Bung, Sekarang Eranya Horizontal Marketing! (Belajar dari Kasus Prita vs RS Omni International)

Pagi ini saya buka Facebook dan menemukan cause yang mendukung Prita, seorang ibu rumah tangga yang tengah di tahan di Lapas Wanita Tangerang gara-gara menulis keluhan pelayanan rumah sakit Omni International Alam Sutera di sebuah milis. Jumlah pendukungnya sudah mencapai 18.000 orang! Kompas dan beberapa media televisi juga memberitakannya. Heboh dan beritanya menjalar menjadi virus ke mana-mana.

Secara hukum, pihak RS Omni menang dan berhasil memenjarakan ibu dua anak yang masih berusian 1 dan 3 tahun ini. Tapi secara opini, rumah sakit ini telah babak belur dan menjadi bulan-bulanan opini di masyarakat khususnya di ranah online. Kalau tidak bijak bersikap dan bertindak, rumah sakit ini dari “kehilangan kambing” bisa menjadi “kehilangan sapi”.

Saya jadi teringat dengan bukunya Mas Yuswohady berjudul CROWD, Marketing Becomes Horizontal. Menurutnya, kelahiran web technologies seperti blog, mailing list, social networking seperti Facebook, internet messenger telah mengubah DNA konsumen. Tools tersebut telah membebaskan potensi konsumen untuk berkomunikasi, berinteraksi, berbagi dan berkomunitas.

Akibatnya, secara natural konsumen pun bermetamorfose menjadi mahluk yang semakin mengelompok, berinteraksi intens satu sama lain, dan berkomunitas – membentuk crowd.

Ketika konsumen berubah, maka pendekatan pemasaran pun harus diputar haluan. Perusahaan harus bisa menemukan strategi baru dan meramu sumber-sumber kesuksesan baru.

Menurut Mas Siwo – demikian ia biasa dipanggil – ada dua elemen penting pemasaran masa depan, yaitu word of mouth (sering disebut “evangelism” atau net promoter) dan komunitas pelanggan.

Saya sendiri sebagai pelaku bisnis online dengan webstore Manet sejak 2003 juga merasakan perubahan konsumen ini. Terakhir, saya dikagetkan oleh sebuah komentar di blog saya dari seorang pelanggan yang kecewa.

Ia menuliskan kekecewaannya terhadap pelayanan kami karena jaminan uang kembali belum juga diterimanya. Saya pun sempat panik, mengingat blog itu dibaca oleh 500-an orang setiap harinya. Ini bisa menjadi word of mouth yang buruk buat pelayana Manet.

Setelah saya cek, ternyata kesalahan bukan di pihak kami, melainkan di pihak bank penerima di tempat pelanggan itu. Akhirnya ia pun minta maaf dan menyesali perbuatannya.
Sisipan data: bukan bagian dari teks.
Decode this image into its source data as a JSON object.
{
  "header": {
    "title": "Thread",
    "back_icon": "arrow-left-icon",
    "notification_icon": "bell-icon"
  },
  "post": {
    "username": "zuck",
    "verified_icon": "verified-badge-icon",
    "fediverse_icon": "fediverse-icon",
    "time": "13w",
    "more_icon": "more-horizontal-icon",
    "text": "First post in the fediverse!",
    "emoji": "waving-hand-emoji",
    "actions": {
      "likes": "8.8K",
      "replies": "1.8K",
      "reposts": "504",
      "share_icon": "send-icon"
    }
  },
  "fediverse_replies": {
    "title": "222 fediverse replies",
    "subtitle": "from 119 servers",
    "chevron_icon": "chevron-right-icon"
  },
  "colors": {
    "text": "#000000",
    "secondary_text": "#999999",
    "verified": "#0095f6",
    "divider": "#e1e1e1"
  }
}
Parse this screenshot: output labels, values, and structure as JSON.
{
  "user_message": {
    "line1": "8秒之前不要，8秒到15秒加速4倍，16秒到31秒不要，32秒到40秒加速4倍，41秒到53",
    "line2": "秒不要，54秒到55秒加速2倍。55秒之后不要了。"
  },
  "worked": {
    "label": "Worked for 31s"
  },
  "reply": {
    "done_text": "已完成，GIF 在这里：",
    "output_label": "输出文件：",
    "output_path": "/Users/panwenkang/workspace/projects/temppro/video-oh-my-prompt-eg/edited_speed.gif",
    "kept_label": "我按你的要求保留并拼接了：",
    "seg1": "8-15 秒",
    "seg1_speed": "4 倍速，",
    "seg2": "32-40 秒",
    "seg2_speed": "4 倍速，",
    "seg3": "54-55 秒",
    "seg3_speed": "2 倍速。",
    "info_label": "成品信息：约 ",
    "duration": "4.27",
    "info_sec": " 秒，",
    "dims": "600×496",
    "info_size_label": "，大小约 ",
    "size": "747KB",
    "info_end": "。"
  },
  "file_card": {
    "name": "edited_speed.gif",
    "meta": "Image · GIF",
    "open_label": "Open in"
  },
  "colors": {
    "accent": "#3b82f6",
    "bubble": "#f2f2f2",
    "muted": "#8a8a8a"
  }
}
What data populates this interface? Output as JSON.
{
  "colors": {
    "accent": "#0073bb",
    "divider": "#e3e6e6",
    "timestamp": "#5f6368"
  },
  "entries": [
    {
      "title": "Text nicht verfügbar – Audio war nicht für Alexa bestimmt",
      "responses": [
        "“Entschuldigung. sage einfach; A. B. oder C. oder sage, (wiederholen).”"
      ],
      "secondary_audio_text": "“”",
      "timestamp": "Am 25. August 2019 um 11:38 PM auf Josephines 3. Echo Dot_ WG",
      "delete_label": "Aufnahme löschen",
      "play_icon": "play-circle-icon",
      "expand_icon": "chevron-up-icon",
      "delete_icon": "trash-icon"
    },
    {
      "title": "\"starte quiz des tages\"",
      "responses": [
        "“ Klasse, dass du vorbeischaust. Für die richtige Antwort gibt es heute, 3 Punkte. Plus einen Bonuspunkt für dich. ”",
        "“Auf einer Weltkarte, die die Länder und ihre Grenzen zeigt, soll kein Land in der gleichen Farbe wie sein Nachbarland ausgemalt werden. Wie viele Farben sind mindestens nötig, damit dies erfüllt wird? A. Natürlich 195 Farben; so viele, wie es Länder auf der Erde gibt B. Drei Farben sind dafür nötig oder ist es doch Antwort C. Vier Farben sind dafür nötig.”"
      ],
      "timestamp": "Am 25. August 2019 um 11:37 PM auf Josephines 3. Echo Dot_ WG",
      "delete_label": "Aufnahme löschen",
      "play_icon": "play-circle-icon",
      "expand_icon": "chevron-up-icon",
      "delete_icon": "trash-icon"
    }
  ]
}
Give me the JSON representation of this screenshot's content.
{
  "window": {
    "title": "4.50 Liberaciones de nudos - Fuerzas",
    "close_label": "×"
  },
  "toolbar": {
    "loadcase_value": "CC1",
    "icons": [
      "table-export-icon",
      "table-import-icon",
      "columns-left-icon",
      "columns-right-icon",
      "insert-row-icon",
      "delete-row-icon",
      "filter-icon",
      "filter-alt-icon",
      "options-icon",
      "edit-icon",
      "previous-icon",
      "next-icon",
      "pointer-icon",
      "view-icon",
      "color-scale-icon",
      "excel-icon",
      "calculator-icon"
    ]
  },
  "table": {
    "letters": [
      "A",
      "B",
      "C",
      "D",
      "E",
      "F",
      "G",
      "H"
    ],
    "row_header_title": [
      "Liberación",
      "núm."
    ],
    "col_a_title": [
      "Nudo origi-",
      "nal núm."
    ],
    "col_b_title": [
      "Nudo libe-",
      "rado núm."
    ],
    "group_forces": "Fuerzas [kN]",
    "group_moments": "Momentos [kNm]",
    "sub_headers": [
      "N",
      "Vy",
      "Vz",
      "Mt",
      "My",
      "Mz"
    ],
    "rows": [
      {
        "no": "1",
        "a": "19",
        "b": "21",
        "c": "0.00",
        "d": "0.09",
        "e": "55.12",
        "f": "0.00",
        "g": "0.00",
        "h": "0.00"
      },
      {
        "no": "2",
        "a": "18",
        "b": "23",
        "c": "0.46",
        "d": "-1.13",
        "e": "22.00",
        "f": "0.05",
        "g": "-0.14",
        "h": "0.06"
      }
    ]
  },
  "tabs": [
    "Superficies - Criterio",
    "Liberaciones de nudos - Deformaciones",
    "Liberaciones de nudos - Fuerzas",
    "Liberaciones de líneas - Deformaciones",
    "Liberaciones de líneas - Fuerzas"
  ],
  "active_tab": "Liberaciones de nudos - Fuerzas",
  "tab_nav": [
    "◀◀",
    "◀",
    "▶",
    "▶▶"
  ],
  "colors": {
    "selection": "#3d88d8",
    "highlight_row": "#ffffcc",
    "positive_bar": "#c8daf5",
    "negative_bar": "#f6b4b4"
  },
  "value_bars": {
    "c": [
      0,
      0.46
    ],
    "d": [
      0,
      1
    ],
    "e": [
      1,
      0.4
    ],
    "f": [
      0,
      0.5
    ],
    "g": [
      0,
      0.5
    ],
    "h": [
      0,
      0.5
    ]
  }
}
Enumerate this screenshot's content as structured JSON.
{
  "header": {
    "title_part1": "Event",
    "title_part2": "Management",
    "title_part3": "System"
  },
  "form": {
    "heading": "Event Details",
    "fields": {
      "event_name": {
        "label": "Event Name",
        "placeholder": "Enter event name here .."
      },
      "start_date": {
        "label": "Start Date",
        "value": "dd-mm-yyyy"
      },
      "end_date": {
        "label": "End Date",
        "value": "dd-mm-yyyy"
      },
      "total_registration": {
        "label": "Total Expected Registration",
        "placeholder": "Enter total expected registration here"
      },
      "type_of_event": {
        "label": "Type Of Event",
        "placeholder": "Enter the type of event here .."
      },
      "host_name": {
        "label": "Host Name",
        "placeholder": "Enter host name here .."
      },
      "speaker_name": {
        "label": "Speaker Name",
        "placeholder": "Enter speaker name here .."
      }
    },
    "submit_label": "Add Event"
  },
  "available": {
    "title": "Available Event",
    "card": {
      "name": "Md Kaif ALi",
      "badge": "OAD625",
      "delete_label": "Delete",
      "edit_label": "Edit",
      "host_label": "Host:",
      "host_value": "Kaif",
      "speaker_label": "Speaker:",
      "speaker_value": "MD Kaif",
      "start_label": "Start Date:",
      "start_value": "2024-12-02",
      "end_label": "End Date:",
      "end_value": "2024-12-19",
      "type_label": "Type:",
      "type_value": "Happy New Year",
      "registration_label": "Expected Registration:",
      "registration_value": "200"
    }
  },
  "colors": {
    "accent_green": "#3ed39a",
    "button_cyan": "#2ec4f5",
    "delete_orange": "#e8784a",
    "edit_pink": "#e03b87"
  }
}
Tapi, nasi sudah jadi bubur. The damage is already done. Semua pembaca blog saya pasti membaca keluhan itu. Padahal, jumlah uangnya sendiri tidaklah seberapa.

Mulai saat itu saya pun menyadari bahwa eranya sudah berubah. Sekarang eranya adalah keterbukaan. Konsumen punya posisi dan kemampuan yang sama dengan perusahaan. Perusahaan tidak bisa membendung konsumen yang beropini di era teknologi internet saat ini.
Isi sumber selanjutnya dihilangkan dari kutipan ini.